Ce représentant de la Cdefi rappelle cependant que l'intégration de ces notes dans l'examen des dossiers ne s'est produite qu'une seule fois. Et considère ainsi que leur absence ne bouleversera que peu l'examen des dossiers.

"On savait faire sans ces notes, on saura s'adapter", ajoute Emmanuel Perrin.

"Leurs apprentissages jusqu'au bout"

Une analyse que partage Laurent Milland, directeur de l'Institut universitaire de technologie Poitiers-Niort-Châtellerault et vice-président de l'Association des directeurs d'IUT (Adiut), en charge des questions liées à l'orientation et à la pédagogie. "On a toujours examiné les dossiers sans avoir les notes du bac", pointe-t-il pour BFMTV.com.

Pour ce représentant des IUT, c'est même plutôt une bonne nouvelle que les épreuves de spécialité soient repoussées à juin. "Dès le mois de mars, certains jeunes se disaient qu'ils avaient déjà leur bac et se démobilisaient.
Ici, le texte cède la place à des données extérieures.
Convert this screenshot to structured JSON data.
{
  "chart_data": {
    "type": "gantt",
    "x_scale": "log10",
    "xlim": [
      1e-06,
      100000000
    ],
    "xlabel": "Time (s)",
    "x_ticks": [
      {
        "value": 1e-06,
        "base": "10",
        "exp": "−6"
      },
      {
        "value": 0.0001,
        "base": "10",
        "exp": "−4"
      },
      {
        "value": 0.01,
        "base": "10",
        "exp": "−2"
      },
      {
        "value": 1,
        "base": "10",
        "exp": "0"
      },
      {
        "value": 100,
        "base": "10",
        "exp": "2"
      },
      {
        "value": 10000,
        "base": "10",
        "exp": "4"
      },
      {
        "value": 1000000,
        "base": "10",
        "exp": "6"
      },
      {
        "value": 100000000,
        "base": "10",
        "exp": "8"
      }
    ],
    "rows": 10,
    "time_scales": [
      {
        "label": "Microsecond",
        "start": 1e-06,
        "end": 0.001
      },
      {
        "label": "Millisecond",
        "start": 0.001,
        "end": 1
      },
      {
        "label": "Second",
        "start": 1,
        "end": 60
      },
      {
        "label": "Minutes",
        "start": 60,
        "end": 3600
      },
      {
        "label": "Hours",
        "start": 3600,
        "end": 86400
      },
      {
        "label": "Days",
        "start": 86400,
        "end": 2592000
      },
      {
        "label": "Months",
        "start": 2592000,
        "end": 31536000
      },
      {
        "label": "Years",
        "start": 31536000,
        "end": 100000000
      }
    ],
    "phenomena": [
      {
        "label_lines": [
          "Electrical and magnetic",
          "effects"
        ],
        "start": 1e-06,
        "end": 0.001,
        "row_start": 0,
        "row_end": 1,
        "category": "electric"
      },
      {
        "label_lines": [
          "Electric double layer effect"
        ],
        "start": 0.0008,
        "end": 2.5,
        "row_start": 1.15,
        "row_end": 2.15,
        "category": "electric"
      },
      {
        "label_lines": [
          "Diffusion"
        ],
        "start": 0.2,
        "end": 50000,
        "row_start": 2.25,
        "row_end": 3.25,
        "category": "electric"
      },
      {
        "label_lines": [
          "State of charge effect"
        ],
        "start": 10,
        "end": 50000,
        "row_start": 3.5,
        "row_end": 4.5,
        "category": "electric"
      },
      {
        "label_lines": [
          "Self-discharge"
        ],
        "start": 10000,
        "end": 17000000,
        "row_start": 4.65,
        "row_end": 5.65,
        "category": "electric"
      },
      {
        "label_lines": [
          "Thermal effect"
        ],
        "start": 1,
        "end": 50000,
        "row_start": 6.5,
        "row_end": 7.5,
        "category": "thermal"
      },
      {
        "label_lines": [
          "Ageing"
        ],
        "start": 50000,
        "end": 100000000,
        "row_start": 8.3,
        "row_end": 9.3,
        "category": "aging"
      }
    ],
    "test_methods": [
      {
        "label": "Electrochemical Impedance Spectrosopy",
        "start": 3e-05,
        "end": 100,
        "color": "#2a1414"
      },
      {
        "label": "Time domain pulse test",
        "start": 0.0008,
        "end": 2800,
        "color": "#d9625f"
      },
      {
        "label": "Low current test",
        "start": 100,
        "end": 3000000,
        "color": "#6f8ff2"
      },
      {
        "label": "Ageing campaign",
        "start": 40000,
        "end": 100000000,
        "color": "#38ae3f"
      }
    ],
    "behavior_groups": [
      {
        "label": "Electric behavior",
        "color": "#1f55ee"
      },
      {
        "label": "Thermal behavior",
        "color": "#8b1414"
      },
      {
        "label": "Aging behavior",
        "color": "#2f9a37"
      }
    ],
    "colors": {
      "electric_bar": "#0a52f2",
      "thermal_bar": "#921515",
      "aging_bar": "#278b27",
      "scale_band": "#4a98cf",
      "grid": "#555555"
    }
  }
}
Et arrivaient en septembre avec cinq mois d'inactivité scolaire."

"Pour nous, c'est rassurant de savoir qu'ils vont suivre leurs apprentissages jusqu'au bout", poursuit Laurent Milland.

"On ne regarde pas que les notes"

Quant à la procédure de recrutement, si les bulletins de première et de terminale ainsi que les notes obtenues au bac français seront passés à la loupe, Denis Choimet, de l'UPS, assure que de nombreux autres éléments seront pris en compte. "On y passe un temps considérable."

Comme le rang de l'élève dans sa classe ou au sein de son groupe de spécialité, les appréciations des professeurs, l'avis du chef d'établissement, toutes les données de la fiche "Avenir" qui contient notamment l'avis du conseil de classe sur les choix d'orientation de l'élève mais aussi la motivation des vœux. "Et à partir de ces données, on classe les dossiers."

"On ne regarde pas que les notes brutes, ce n'est pas qu'une question de moyennes."

"Cela ne change pas grand chose"

Frédéric Meunier, directeur général de l'École d'ingénieurs généraliste du numérique (EFREI) qui recrute chaque année un millier d'étudiants sur Parcoursup, détaille sa procédure de recrutement. Dans son établissement, la sélection se joue pour moitié sur les notes du second degré, l'autre moitié via un concours.

"On récupère les notes des matières qui nous intéressent", explique-t-il à BFMTV.com. Les mathématiques ou la physique peuvent ainsi être pondérées, tout comme la biologie ou l'anglais selon le parcours de formation souhaité. "On peut ajouter un bonus pour les sportifs de haut niveau, les musiciens ou encore les très bonnes notes au bac français."

"Les notes des épreuves de spécialité ne jouent pas tellement dans notre processus de sélection."

Des notes qui ne manqueront pas à Jean Charroin, directeur général de l'Essca, une école de commerce post-bac. Parmi les cours de son programme bachelor: gestion, management, finance ou encore marketing - aucune de ces disciplines n'est enseignée au lycée en filière générale.

"Dans les dossiers des candidats, on s'attache davantage à regarder la régularité de l'élève, son investissement, son engagement. Qu'on ait les notes des épreuves de spécialité ou non, cela ne change pas grand chose."